Ce véritable plébiscite doit avant tout se lire comme une forte volonté des New-Yorkais de tourner la page après trois mandats de Michael Bloomberg : 70 % d’entre eux souhaitent un changement de politique, selon un sondage réalisé à la sortie des urnes par l’institut Edison Research.
Tout au long de la campagne, on a eu l’impression que le milliardaire, qui ne pouvait pas se représenter, était le véritable adversaire de M. De Blasio. Le programme de celui-ci, mais aussi sa rhétorique : tout était dirigé plus contre son prédécesseur que contre M. Lhota, qui a finalement eu beaucoup de mal à se faire entendre dans cette élection.
M. De Blasio, ancien conseiller municipal de Brooklyn et actuel médiateur de la ville, avait choisi de mener sa campagne en proposant un changement radical par rapport à la politique menée par M. Bloomberg, accusé d’avoir contribué au creusement des inégalités au sein de la population new-yorkaise.
Les statistiques plaident pour le nouvel élu. New York est la ville au monde qui compte le plus de millionnaires. En même temps, 50 000 personnes sont sans logis, le taux de pauvreté continue à augmenter malgré la reprise économique, tandis qu’en 2012 218 000 personnes ont été expulsées de leur logement.

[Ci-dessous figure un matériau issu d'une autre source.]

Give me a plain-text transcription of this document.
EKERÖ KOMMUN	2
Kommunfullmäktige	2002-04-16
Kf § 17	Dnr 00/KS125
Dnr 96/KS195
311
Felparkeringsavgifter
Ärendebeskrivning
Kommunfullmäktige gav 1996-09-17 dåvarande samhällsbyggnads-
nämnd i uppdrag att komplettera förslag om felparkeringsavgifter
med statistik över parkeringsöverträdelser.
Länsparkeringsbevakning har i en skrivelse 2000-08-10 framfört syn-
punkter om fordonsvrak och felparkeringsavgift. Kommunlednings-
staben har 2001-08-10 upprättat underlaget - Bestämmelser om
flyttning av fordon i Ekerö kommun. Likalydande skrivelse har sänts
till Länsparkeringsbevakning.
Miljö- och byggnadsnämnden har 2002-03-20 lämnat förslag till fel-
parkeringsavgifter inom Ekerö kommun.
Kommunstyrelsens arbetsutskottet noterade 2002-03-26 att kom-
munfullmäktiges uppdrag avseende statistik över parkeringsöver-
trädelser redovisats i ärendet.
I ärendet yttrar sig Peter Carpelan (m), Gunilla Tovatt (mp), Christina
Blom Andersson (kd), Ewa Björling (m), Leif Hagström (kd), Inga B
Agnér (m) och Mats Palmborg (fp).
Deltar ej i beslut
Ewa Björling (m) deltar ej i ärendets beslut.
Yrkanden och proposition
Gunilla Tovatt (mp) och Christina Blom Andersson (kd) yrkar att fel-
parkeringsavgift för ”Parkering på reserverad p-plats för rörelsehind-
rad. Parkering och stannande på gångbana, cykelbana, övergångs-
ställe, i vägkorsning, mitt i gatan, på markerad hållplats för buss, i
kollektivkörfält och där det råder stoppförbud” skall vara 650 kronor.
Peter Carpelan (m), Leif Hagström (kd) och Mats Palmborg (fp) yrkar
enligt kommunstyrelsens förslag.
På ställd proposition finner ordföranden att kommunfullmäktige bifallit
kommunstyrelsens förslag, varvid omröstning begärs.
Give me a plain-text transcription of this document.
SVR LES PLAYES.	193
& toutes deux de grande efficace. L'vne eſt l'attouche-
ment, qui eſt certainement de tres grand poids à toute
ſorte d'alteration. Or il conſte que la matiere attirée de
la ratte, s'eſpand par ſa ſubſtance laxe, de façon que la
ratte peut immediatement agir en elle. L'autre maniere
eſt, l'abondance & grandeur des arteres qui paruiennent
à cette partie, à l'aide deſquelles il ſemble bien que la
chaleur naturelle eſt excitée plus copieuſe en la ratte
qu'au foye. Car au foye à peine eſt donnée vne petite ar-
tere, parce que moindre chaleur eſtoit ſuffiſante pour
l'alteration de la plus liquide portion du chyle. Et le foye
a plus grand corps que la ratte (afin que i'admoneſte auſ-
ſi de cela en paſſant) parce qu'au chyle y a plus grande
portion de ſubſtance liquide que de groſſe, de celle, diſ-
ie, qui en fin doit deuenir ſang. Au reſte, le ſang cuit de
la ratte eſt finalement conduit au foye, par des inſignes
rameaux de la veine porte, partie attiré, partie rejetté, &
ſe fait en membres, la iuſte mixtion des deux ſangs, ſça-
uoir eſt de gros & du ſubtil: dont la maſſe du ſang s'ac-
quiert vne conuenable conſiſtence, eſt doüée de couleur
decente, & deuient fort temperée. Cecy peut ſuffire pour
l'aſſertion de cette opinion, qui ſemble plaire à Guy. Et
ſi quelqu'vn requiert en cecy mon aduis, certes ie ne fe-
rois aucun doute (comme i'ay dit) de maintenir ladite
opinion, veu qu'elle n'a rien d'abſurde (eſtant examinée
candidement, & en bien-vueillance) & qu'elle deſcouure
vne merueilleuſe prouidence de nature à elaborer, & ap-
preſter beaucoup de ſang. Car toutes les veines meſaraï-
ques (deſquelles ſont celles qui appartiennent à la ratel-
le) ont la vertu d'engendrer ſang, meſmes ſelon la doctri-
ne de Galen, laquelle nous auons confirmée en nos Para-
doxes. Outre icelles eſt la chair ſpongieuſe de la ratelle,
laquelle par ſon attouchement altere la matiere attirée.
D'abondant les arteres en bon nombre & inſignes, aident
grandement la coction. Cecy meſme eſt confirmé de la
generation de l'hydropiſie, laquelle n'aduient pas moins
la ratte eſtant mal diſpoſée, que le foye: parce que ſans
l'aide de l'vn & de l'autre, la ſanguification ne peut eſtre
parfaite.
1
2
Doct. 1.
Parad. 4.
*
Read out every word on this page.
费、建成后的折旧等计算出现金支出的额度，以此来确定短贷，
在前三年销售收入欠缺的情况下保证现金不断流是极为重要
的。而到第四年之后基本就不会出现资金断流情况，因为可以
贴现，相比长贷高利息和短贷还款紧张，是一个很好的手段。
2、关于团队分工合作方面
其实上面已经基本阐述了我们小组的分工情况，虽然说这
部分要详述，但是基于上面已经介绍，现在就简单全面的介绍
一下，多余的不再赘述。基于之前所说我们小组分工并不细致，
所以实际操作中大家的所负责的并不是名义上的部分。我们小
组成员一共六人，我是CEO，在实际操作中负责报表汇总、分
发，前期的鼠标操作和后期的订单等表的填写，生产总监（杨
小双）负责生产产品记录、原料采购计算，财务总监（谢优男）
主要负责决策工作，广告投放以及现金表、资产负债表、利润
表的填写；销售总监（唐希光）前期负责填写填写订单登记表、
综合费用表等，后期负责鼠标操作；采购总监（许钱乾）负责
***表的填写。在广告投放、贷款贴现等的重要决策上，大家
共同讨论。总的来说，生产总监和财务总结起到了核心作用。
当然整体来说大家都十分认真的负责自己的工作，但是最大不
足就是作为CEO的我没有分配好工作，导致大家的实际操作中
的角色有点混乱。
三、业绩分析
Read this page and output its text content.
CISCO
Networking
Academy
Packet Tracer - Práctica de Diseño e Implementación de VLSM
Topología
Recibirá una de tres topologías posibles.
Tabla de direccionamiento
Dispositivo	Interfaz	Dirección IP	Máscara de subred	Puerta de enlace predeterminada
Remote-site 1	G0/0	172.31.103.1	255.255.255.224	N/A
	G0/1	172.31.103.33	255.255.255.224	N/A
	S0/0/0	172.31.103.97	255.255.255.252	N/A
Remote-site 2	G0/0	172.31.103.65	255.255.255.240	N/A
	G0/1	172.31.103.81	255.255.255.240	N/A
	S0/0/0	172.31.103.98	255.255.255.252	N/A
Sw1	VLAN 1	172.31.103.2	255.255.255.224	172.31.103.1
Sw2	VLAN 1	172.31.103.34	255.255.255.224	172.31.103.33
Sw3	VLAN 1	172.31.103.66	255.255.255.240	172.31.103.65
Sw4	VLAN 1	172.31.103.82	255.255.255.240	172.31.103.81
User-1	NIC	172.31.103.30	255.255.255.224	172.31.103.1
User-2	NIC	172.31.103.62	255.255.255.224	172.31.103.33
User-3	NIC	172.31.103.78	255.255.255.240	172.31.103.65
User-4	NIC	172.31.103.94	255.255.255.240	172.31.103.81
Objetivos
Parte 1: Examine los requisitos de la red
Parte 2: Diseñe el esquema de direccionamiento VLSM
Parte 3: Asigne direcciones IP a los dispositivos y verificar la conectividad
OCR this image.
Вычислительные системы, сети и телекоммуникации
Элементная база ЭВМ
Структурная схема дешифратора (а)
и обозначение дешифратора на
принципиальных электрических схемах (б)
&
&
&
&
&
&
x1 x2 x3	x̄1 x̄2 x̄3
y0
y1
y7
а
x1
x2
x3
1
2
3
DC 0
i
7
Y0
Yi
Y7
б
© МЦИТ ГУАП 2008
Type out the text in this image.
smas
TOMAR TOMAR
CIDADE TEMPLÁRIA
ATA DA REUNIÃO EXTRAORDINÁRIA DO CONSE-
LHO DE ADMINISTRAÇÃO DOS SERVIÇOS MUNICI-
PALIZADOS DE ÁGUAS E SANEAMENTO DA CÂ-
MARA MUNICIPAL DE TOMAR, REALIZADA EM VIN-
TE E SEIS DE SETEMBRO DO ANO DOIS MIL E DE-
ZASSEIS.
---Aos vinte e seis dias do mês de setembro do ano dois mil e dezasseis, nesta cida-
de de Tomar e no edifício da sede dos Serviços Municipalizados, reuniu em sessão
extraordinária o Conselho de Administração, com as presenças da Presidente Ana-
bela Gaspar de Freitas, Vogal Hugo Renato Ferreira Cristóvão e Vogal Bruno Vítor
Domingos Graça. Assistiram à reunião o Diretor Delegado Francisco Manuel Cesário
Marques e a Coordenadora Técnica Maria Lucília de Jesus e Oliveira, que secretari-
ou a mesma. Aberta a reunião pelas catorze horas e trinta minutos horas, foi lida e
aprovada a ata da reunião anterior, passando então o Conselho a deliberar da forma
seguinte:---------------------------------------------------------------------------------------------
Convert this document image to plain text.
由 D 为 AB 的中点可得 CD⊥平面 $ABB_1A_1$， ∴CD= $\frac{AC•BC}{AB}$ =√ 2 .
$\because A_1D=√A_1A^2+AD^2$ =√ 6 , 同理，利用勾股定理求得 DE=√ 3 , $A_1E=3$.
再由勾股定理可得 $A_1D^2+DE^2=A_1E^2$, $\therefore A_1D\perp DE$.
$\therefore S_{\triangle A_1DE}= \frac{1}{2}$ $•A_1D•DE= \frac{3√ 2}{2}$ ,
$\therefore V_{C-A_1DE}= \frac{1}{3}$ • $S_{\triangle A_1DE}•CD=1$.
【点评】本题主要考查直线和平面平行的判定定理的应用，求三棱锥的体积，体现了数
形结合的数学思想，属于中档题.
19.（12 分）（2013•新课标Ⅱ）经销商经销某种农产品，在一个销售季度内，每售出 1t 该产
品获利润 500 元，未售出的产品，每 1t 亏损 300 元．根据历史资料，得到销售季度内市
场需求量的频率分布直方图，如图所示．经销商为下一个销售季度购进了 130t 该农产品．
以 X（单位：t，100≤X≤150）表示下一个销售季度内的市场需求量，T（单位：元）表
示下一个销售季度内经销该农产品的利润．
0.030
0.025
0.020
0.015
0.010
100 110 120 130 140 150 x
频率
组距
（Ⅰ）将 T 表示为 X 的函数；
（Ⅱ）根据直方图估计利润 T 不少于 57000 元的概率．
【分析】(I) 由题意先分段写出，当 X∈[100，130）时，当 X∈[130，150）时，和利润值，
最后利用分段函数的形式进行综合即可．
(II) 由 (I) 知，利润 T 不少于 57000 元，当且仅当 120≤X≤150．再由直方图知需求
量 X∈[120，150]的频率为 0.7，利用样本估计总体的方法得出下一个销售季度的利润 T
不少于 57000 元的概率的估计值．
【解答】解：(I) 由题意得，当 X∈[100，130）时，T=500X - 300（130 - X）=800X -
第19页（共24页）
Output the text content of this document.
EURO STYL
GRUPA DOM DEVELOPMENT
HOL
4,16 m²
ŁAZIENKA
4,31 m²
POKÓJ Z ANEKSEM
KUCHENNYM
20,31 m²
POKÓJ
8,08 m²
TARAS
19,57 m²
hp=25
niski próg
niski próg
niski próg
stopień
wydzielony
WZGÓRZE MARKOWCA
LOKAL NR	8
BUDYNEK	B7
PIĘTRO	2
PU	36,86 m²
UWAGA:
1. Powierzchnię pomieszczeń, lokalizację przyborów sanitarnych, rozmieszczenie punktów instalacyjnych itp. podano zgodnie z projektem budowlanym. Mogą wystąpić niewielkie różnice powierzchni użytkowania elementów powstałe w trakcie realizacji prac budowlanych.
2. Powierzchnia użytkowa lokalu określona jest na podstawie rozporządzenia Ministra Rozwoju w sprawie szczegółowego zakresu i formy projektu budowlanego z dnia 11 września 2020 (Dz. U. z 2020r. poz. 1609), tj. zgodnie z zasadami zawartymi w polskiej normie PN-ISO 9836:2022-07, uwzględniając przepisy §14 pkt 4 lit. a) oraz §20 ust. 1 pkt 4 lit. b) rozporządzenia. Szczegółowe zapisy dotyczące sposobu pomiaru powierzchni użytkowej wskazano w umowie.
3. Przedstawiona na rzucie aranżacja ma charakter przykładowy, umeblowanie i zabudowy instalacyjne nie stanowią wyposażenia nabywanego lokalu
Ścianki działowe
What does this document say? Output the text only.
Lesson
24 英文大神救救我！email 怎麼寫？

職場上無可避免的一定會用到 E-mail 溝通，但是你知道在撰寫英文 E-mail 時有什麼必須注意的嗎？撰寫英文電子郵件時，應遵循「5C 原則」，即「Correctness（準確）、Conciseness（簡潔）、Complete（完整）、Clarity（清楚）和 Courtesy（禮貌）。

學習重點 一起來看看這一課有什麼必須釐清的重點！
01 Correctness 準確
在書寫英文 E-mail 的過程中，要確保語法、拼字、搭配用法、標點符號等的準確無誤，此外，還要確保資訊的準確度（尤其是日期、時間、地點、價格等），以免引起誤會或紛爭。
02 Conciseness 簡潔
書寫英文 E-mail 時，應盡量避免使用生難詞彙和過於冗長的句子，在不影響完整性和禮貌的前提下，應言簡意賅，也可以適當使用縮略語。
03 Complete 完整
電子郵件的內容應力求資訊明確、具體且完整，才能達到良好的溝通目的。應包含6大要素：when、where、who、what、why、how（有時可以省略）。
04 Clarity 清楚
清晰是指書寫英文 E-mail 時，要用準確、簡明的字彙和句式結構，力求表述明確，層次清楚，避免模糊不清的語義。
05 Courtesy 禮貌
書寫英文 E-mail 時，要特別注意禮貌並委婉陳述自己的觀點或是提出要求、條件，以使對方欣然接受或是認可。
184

Une situation qui a suscité une frustration grandissante chez beaucoup d’habitants ayant le sentiment d’être laissés pour compte. "Les touristes ne voient que le bon côté des choses : avoir une ville sûre et propre est plutôt agréable, mais dans le même temps, on a l’impression d’être exclus de la ville, parce qu’on a de moins en moins les moyens d’y vivre", résume Michelle, une aide-soignante, qui votait mardi matin dans l’Upper West Side à Manhattan.
Elle, comme beaucoup d’autres, dénonce l’embourgeoisement de la ville, la multiplication des immeubles de luxe, qui font monter le prix des loyers à Manhattan, mais qui, par ricochet, se répercutent sur les autres quartiers. Dans le sud du Bronx, dans l’est de Brooklyn ou le sud-est du Queens, beaucoup de locataires ont de plus en plus de mal à payer des loyers qui dépassent souvent la moitié de leur salaire mensuel.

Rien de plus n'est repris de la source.